Empreendimento de 295 MW movido a gás natural na Bacia do Amazonas marca a estreia operacional do Complexo Azulão 950 e reforça a confiabilidade do suprimento na Região Norte
A Agência Nacional de Energia Elétrica (ANEEL) autorizou o início da operação comercial da usina termelétrica Azulão I, localizada no município de Silves, no estado do Amazonas.
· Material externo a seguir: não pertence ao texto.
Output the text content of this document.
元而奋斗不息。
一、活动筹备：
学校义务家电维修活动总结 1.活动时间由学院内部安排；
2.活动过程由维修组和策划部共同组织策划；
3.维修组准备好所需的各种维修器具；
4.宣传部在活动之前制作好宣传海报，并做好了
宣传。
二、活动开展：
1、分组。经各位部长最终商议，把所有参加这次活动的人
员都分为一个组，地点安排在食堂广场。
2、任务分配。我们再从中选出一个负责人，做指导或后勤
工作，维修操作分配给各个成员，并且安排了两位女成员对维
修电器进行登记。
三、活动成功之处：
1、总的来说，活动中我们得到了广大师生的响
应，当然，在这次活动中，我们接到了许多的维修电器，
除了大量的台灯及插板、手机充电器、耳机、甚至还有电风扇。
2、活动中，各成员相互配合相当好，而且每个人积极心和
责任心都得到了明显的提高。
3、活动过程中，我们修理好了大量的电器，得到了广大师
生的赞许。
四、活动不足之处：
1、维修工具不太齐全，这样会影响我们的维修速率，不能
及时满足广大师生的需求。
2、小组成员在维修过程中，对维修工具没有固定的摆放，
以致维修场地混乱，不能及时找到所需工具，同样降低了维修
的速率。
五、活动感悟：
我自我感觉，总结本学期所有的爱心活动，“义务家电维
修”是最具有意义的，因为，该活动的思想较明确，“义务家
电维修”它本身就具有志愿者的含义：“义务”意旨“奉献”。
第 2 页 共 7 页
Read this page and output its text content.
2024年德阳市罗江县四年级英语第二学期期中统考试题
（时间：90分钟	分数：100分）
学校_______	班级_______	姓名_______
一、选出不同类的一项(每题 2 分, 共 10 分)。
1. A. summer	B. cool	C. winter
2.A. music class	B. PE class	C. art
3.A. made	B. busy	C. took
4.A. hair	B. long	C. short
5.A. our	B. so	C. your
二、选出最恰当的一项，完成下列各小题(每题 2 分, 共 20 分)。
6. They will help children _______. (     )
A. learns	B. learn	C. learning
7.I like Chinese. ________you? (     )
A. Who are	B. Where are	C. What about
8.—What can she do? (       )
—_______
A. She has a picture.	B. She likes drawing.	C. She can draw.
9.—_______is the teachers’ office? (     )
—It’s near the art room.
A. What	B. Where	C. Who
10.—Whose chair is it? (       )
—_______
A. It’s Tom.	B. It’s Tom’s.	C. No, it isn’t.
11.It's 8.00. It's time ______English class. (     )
A decisão, formalizada por meio do Despacho nº 2.899 publicado no Diário Oficial da União, marca o cumprimento do cronograma regulatório da Eneva S.A. e adiciona 295 MW de potência 100% flexível e despachável ao Sistema Interligado Nacional (SIN).
Abastecida pelo gás natural produzido nas concessões da própria companhia na Bacia do Amazonas, a usina teve sua capacidade viabilizada no Leilão de Reserva de Capacidade de 2021 (LRCap nº 11/2021-ANEEL). O contrato de suprimento, válido por 15 anos, assegura à geradora uma receita fixa de R$ 278,3 milhões por ano (data-base dezembro de 2025), corrigida anualmente pelo IPCA. Quando acionada para despacho, a planta também fará jus a uma receita variável unitária de referência (Custo Variável Unitário – CVU) de R$ 1.200,87/MWh (data-base agosto de 2026), ajustada mensalmente com base na variação da taxa de câmbio e do índice internacional de gás natural liquefeito (JKM).
Estrutura do Complexo Azulão 950 e expansão do portfólio no Amazonas
O enquadramento da UTE Azulão I representa a primeira etapa operacional do Complexo Azulão 950. O polo energético integrado reúne as concessões de exploração e produção de gás em terra no Amazonas a um hub de geração termelétrica de grande porte, projetado para monetizar as reservas do ativo em terra na região Norte.
O planejamento de expansão do complexo engloba ainda a UTE Azulão II, projeto contratado durante o 2º Leilão de Reserva de Capacidade na forma de Energia (LRCE), realizado em setembro de 2022. Com previsão de entrada em operação comercial a partir de julho de 2027, a segunda fase do empreendimento garantirá uma receita fixa adicional de R$ 1.921,9 milhões ao ano (data-base maio de 2022) ao longo de seu contrato de 15 anos.
Segurança sistêmica e resiliência energética na Região Norte
A entrada em operação da UTE Azulão I fortalece a infraestrutura de geração no subsistema Norte, região marcada por desafios logísticos de suprimento e pela busca de diversificação da matriz elétrica. A disponibilidade de potência despachável em base contínua atua na mitigação de intermitências das fontes renováveis e confere maior flexibilidade operativa ao Operador Nacional do Sistema Elétrico (ONS).
A integração do ativo ao SIN assegura suporte à modulação da carga nacional e reduz a vulnerabilidade energética regional, estabelecendo uma fonte interna de geração a partir do gás natural extraído na própria Bacia do Amazonas.